Another word I have seen abused mercilessly is “Keynesian,” which brings me to the Hoover Institution’s Richard Epstein. Epstein is trained as a lawyer, not an economist. In an essay on the Hoover website, however, Epstein wrote a “best of times, worst of times” essay about President Trump’s economic policy.

The worst of times is Trump’s trade policy, and I am in full agreement with Epstein on that front. The best of times is Trump’s domestic economic policy, however, and it is here Epstein uses the word “Keynesian” in an odd way:

On the domestic front, Donald Trump has largely followed, to great positive effect, the classical liberal playbook, which spurs growth through a combination of low taxation and market deregulation. Under Trump’s leadership, removal of the government’s heavy foot from the throat of the economy has paid off. The key move was to junk the popular Keynesian paradigm with its flawed assumption that one or more low-interest economic stimulus programs could spend the United States back to prosperity. But these glorified transfer programs only take from Peter to pay Paul. Their net effect is virtually always negative. Making money cheap encourages borrowing, but it also discourages lending, creating at best a wash. The administrative costs of aggressive monetary policy, coupled with high levels of economic uncertainty it engenders, are a net drag on the overall economy, leading to the anemic growth levels and relative wage stagnation of the Obama years.
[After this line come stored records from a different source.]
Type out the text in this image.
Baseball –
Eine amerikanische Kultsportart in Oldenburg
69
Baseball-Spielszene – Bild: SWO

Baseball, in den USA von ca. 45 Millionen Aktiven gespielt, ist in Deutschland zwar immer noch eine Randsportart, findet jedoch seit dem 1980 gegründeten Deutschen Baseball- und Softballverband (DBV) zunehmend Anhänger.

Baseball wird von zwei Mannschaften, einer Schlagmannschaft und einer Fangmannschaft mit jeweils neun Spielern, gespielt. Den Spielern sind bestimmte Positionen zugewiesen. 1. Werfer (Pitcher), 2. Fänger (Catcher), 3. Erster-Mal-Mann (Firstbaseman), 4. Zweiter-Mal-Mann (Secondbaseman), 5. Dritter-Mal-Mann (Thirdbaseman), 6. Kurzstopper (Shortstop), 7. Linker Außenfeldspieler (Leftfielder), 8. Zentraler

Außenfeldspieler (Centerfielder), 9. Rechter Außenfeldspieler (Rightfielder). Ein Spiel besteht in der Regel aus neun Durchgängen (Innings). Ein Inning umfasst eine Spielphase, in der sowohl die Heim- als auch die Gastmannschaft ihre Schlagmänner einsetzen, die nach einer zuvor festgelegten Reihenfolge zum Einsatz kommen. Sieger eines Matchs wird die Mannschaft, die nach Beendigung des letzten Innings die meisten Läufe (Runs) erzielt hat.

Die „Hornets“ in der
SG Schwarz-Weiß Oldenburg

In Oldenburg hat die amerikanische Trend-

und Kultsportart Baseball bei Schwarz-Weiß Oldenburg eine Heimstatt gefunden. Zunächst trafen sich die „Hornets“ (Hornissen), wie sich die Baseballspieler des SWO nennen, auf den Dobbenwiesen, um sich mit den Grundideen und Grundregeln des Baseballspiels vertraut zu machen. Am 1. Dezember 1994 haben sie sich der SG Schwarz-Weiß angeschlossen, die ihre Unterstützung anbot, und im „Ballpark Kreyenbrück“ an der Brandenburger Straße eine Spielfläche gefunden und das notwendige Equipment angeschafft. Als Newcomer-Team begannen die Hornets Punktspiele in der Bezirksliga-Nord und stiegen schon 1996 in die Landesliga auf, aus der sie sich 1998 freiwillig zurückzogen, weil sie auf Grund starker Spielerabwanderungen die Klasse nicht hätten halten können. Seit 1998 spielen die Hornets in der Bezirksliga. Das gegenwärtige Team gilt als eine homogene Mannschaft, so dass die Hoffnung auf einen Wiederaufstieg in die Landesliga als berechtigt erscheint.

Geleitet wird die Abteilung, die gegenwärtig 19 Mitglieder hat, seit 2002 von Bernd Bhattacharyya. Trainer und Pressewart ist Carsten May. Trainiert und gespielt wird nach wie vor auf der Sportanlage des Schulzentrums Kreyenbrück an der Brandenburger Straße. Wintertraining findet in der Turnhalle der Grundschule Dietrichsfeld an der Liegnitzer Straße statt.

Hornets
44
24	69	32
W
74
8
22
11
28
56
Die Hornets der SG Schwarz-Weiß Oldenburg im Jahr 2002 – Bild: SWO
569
In contrast, neither Trump’s rollback in domestic regulation nor his implementation of lower corporate tax rates indulge in these legislative shenanigans.
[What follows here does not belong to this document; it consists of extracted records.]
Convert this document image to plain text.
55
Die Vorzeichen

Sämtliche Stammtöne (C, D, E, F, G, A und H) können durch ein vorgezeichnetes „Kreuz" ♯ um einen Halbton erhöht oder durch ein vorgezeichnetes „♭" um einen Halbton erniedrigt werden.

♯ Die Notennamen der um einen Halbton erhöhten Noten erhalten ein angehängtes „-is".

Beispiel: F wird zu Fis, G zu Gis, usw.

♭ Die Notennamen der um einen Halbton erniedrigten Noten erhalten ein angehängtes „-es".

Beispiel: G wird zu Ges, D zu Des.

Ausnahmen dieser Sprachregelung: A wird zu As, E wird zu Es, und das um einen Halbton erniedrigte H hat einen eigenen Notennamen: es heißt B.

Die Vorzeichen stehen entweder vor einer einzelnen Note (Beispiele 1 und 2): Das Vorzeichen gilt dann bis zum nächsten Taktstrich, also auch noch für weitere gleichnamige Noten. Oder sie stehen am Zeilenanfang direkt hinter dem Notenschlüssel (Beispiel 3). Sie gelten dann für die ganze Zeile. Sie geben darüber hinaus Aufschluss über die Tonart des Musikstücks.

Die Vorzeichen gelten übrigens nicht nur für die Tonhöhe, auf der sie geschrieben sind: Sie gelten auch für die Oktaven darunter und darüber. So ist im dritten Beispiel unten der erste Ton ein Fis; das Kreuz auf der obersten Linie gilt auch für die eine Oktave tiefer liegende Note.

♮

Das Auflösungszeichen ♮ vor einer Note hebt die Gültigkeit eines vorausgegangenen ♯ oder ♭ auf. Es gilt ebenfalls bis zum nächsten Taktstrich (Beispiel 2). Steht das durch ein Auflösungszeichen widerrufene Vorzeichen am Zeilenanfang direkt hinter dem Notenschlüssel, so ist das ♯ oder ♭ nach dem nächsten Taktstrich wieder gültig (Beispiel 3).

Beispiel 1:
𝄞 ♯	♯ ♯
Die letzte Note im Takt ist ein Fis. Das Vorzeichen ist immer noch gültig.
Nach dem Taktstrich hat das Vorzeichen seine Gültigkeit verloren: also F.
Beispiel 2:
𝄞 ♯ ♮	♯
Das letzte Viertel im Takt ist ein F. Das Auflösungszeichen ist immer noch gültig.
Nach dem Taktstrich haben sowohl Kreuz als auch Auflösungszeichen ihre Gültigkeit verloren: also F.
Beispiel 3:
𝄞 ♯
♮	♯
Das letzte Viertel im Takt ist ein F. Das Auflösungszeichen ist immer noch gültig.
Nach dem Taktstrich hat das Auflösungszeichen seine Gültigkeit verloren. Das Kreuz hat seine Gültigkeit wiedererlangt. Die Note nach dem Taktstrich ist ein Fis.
Here’s my gut response to how Epstein uses “Keynesian”:

Here’s my more developed response: What in the hell is Epstein talking about?

You can say a lot of things about the Trump administration’s domestic economic agenda, but you know what word best describes it? Keynesian. In the past 18 months, this administration has signed off on a massive tax cut and a massive increase in government expenditures. As Vox’s Tara Golshan summarized it, “The deal lifts funding for domestic programs by $128 billion and hikes defense budgets by $160 billion.”

That is a classic example of expansionary fiscal policy. Consistent with previous cases of Keynesian fiscal expansions, it leans heavily on tax cuts and boosts in military spending. This has happened so often, in fact (early 1960s, early 1980s, early 2000s), that Thomas Oatley labels it “military Keynesianism,” and he is right. Or, to use Epstein’s language, the government’s foot has become heavier; it is just that it is borrowing more money to finance the foot rather than using tax revenue.

So what is Epstein talking about when he is talking about Keynesianism? He seems to be referring to the Federal Reserve’s expansionary monetary policy, including several rounds of aggressive quantitative easing. Oddly, that is almost the opposite of Keynesianism. Because you know who else was unimpressed with expansionary monetary policy during a period of low interest rates? John Maynard Keynes. He analogized it to “pushing on a string,” particularly as interest rates approached zero, which was why he advocated for aggressive, expansionary fiscal policies during the Great Depression.

It is also worth noting Keynes himself would have disapproved of this kind of Keynesian expansion right now (though, regretfully, he would have approved of Trump’s protectionism). Expansionary fiscal policy makes sense in a recession but not in the ninth year of an uninterrupted economic expansion. Nonetheless, that is where we are, which is why the budget deficit is exploding despite bogus claims Trump’s tax cuts would pay for themselves.

A closer read of Epstein’s paragraph above suggests he is mashing together a mélange of different macroeconomic and microeconomic policies that would be identified as on the left side of the policy spectrum. But even a charitable read of it does not suggest the Trump economy is strong because of, say, a policy agenda that spurs innovation. Productivity growth is still, to use the technical term, not good. And the tax cuts are not spurring real investment or wage growth so much as share buybacks.

The economic evidence suggests two facts. First, the Trump economy looks good because of classic fiscal Keynesianism on top of an economy that had been growing for eight years straight. And second, Epstein should never use the word “Keynesian” in a column ever again.